Visualizing Undirected Graph That's Too Large for GraphViz? [closed]
I need advice for rendering an undirected graph with 178,000 nodes and 500,000 edges. I've tried Neato, Tulip, and Cytoscape. Neato doesn't even come remotely close, and Tulip and Cytoscape claim they can handle it but don't seem to be able to. (Tulip does nothing and Cytoscape claims to be working, and then just stops.)
I'd just like a vector format file (ps or pdf) with a remotely reasonable layout of the nodes.
Solution 1:
Graphviz itself provides a solution for rendering large graphs.
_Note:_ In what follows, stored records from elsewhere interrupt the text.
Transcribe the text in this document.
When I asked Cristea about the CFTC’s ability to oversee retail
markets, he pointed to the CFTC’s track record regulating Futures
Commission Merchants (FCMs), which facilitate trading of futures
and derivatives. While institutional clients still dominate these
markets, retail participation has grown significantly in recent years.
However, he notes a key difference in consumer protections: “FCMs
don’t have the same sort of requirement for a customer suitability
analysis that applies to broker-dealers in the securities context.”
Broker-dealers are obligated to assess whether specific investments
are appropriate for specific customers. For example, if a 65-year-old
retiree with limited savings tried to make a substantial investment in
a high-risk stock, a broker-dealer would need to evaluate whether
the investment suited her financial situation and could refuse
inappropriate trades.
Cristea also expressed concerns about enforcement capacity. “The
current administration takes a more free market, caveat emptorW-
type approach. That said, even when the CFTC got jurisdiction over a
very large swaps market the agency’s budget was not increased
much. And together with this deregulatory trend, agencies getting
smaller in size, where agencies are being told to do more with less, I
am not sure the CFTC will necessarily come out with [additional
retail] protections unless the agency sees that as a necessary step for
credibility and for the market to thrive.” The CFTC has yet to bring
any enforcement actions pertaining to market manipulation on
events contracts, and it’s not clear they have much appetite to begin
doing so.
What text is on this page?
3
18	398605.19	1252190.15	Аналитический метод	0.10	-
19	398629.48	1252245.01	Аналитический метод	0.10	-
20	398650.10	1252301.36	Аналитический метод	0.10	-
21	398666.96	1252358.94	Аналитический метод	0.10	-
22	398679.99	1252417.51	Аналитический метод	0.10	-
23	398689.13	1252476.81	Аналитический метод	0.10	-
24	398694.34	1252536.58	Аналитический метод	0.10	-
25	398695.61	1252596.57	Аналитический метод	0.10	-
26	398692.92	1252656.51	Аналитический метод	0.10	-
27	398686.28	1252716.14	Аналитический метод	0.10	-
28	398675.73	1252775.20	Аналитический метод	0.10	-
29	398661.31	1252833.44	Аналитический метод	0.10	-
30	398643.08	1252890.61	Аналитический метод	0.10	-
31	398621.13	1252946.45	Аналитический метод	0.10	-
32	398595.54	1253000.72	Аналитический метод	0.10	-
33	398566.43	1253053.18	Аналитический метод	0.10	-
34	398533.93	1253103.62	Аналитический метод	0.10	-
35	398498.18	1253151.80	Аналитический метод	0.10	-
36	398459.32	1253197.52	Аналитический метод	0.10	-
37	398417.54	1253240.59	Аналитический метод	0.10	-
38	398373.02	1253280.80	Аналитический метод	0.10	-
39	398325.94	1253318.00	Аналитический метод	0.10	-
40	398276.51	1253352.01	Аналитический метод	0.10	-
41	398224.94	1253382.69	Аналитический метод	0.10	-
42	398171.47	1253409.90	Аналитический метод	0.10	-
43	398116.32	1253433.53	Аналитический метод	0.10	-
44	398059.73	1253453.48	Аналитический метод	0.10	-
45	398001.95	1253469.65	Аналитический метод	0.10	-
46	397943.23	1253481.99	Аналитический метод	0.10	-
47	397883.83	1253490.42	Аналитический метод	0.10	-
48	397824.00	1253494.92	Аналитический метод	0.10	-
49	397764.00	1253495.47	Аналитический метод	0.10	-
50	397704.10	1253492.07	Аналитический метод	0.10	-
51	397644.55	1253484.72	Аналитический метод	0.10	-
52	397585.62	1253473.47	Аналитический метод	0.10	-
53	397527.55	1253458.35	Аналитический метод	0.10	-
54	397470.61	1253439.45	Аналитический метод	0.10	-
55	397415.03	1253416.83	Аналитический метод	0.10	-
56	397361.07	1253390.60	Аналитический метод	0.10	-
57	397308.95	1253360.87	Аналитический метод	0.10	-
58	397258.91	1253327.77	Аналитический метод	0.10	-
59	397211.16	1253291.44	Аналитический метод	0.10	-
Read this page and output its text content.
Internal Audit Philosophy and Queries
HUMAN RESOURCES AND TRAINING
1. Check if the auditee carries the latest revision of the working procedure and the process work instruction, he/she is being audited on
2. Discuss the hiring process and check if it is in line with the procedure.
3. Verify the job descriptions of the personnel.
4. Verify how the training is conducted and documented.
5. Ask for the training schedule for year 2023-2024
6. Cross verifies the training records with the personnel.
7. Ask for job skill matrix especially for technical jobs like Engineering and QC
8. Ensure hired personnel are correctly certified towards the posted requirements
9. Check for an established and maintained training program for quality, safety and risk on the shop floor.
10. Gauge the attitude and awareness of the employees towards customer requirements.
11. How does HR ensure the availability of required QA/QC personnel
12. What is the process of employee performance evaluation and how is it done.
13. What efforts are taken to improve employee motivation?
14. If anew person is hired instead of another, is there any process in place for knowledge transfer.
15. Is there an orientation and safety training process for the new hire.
Namely, Graphviz includes sfdp
, a multiscale version of fdp (also in graphviz, similar to neato) for the layout of large undirected graphs which has been useful for drawing large graphs (70k nodes, 500k edges) in my project.
You can find documentation for this software on the graphviz web site itself at http://www.graphviz.org/
For more information, here is Efficient and high quality force-directed graph drawing, a paper by Yifan Hu describing the underlying techniques and examples: http://yifanhu.net/PUB/graph_draw_small.pdf
And a web archive version: https://web.archive.org/web/20210812011222/http://yifanhu.net/PUB/graph_draw.pdf
Solution 2:
I suggest that you first do some preprocessing of the data, for example collapsing nodes to clusters and then visualizing the clusters. Collapsing will reduce the number of nodes and makes it easier for algorithms such as Kamada-Kawai or Fruchterman-Reingold to render the resulting graph.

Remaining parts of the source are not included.